Was sich am 2. August für deine Familie ändert, und was nicht
An dem Tag können die nationalen Behörden große Teile der europäischen KI-Verordnung durchsetzen. Für Familien ändert sich weniger als es klingt, und es lohnt sich, genau zu wissen was.
Der 2. August 2026 wird in vielen Schlagzeilen auftauchen. Es lohnt sich, ihn vorher zu verstehen, denn was sich ändert und was nicht, wird dabei durcheinandergehen.

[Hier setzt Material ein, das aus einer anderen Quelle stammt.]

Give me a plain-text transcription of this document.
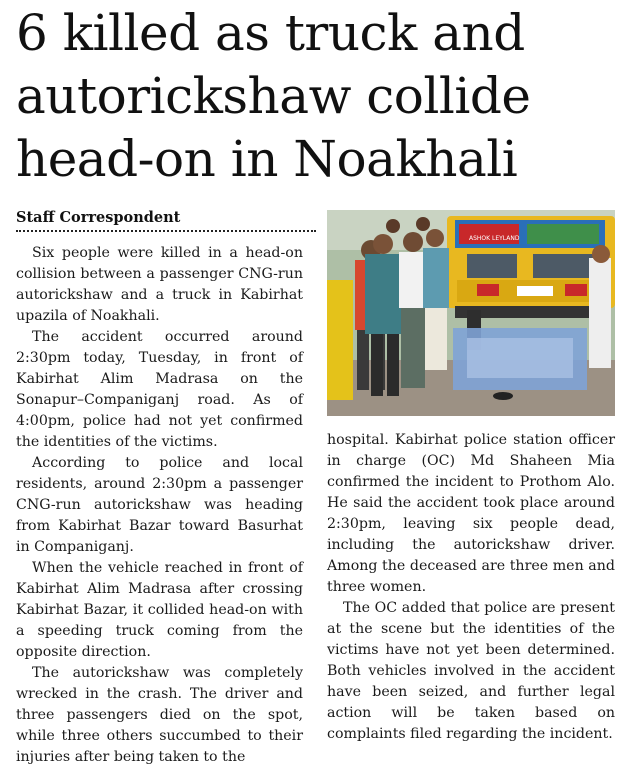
6 killed as truck and autorickshaw collide head-on in Noakhali
Staff Correspondent

Six people were killed in a head-on collision between a passenger CNG-run autorickshaw and a truck in Kabirhat upazila of Noakhali.

The accident occurred around 2:30pm today, Tuesday, in front of Kabirhat Alim Madrasa on the Sonapur–Companiganj road. As of 4:00pm, police had not yet confirmed the identities of the victims.

According to police and local residents, around 2:30pm a passenger CNG-run autorickshaw was heading from Kabirhat Bazar toward Basurhat in Companiganj.

When the vehicle reached in front of Kabirhat Alim Madrasa after crossing Kabirhat Bazar, it collided head-on with a speeding truck coming from the opposite direction.

The autorickshaw was completely wrecked in the crash. The driver and three passengers died on the spot, while three others succumbed to their injuries after being taken to the

ASHOK LEYLAND

hospital. Kabirhat police station officer in charge (OC) Md Shaheen Mia confirmed the incident to Prothom Alo. He said the accident took place around 2:30pm, leaving six people dead, including the autorickshaw driver. Among the deceased are three men and three women.

The OC added that police are present at the scene but the identities of the victims have not yet been determined. Both vehicles involved in the accident have been seized, and further legal action will be taken based on complaints filed regarding the incident.
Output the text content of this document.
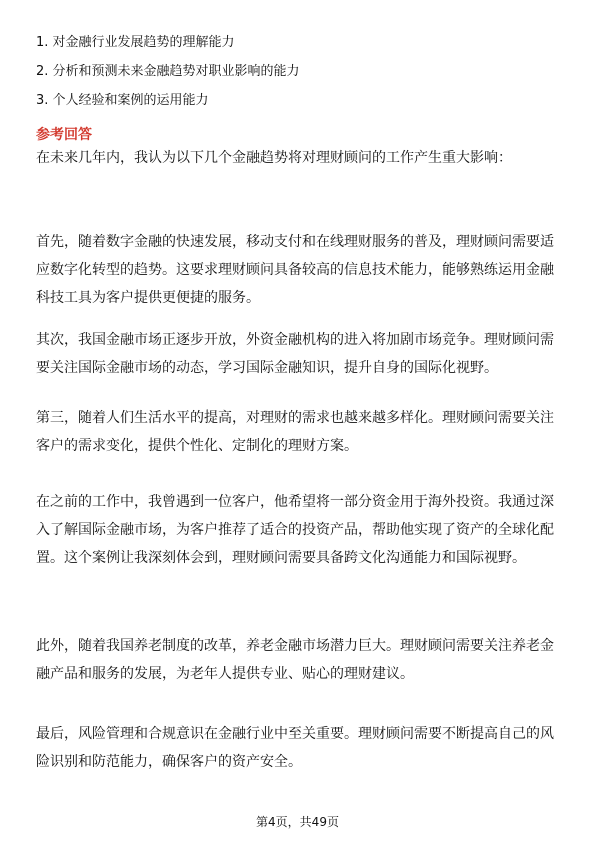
1. 对金融行业发展趋势的理解能力
2. 分析和预测未来金融趋势对职业影响的能力
3. 个人经验和案例的运用能力
参考回答
在未来几年内，我认为以下几个金融趋势将对理财顾问的工作产生重大影响：
首先，随着数字金融的快速发展，移动支付和在线理财服务的普及，理财顾问需要适应数字化转型的趋势。这要求理财顾问具备较高的信息技术能力，能够熟练运用金融科技工具为客户提供更便捷的服务。
其次，我国金融市场正逐步开放，外资金融机构的进入将加剧市场竞争。理财顾问需要关注国际金融市场的动态，学习国际金融知识，提升自身的国际化视野。
第三，随着人们生活水平的提高，对理财的需求也越来越多样化。理财顾问需要关注客户的需求变化，提供个性化、定制化的理财方案。
在之前的工作中，我曾遇到一位客户，他希望将一部分资金用于海外投资。我通过深入了解国际金融市场，为客户推荐了适合的投资产品，帮助他实现了资产的全球化配置。这个案例让我深刻体会到，理财顾问需要具备跨文化沟通能力和国际视野。
此外，随着我国养老制度的改革，养老金融市场潜力巨大。理财顾问需要关注养老金融产品和服务的发展，为老年人提供专业、贴心的理财建议。
最后，风险管理和合规意识在金融行业中至关重要。理财顾问需要不断提高自己的风险识别和防范能力，确保客户的资产安全。
第4页，共49页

Was an dem Tag tatsächlich passiert
Große Teile der europäischen KI-Verordnung werden für die nationalen Behörden durchsetzbar, und damit auch die Sanktionen. Die Pflicht zur KI-Kompetenz entsteht nicht an diesem Tag: Sie gilt seit dem 2. Februar 2025 für Anbieter und für Betreiber von KI-Systemen. Neu ist ab dem 2. August, dass man sie einfordern kann.
Wen das im Alltag wirklich trifft
Nicht dich als Mutter oder Vater zu Hause. Es trifft Organisationen: die Schule deiner Kinder, deinen Arbeitgeber, die Verwaltung. Setzt die Schule KI im Unterricht ein, ist sie Betreiberin und muss dafür sorgen, dass die Leute, die damit arbeiten, wissen, was sie tun. Das ist der eigentliche Hebel für Familien, und es ist ein Hebel aus Fragen, nicht aus Anzeigen.
Was diese Verordnung nicht tut
- Sie setzt kein Mindestalter für Chatbots: das entscheiden weiter die Bedingungen der Anbieter.
- Sie zwingt keine App zu einer Elternkontrolle.
- Sie ändert nichts an dem, was an einem Sonntagnachmittag in deinem Wohnzimmer passiert.
Anders gesagt: Was einen 13-Jährigen am 3. August schützt, ist genau dasselbe wie am 1. August, nämlich das Mindestalter des Dienstes, die Kontrollen, die dieser Dienst anbietet, und das, was ihr zu Hause besprecht.
Was man mit dem Datum anfangen kann
Es als guten Vorwand nehmen. Es ist der Moment im Jahr, in dem eine Schule am ehesten beantwortet, welche KI sie einsetzt und mit welcher Fortbildung, und in dem ein Arbeitgeber dasselbe prüft. Im August oder September zu fragen kostet nicht mehr als im März und bringt bessere Antworten.
Quellen
Häufige Fragen
Was passiert am 2. August 2026 mit der EU-KI-Verordnung?
Große Teile der Verordnung werden für die nationalen Behörden durchsetzbar, zusammen mit den Sanktionsregeln.
Ändert sich das Mindestalter für Chatbots?
Nein. Die Mindestalter legen weiterhin die Bedingungen der Anbieter fest, und sie unterscheiden sich je Dienst und Land.
Betrifft das die Schule meiner Kinder?
Ja, als Organisation, die KI-Systeme einsetzt. Seit Februar 2025 muss sie für ein ausreichendes Maß an KI-Kompetenz bei den Nutzenden sorgen.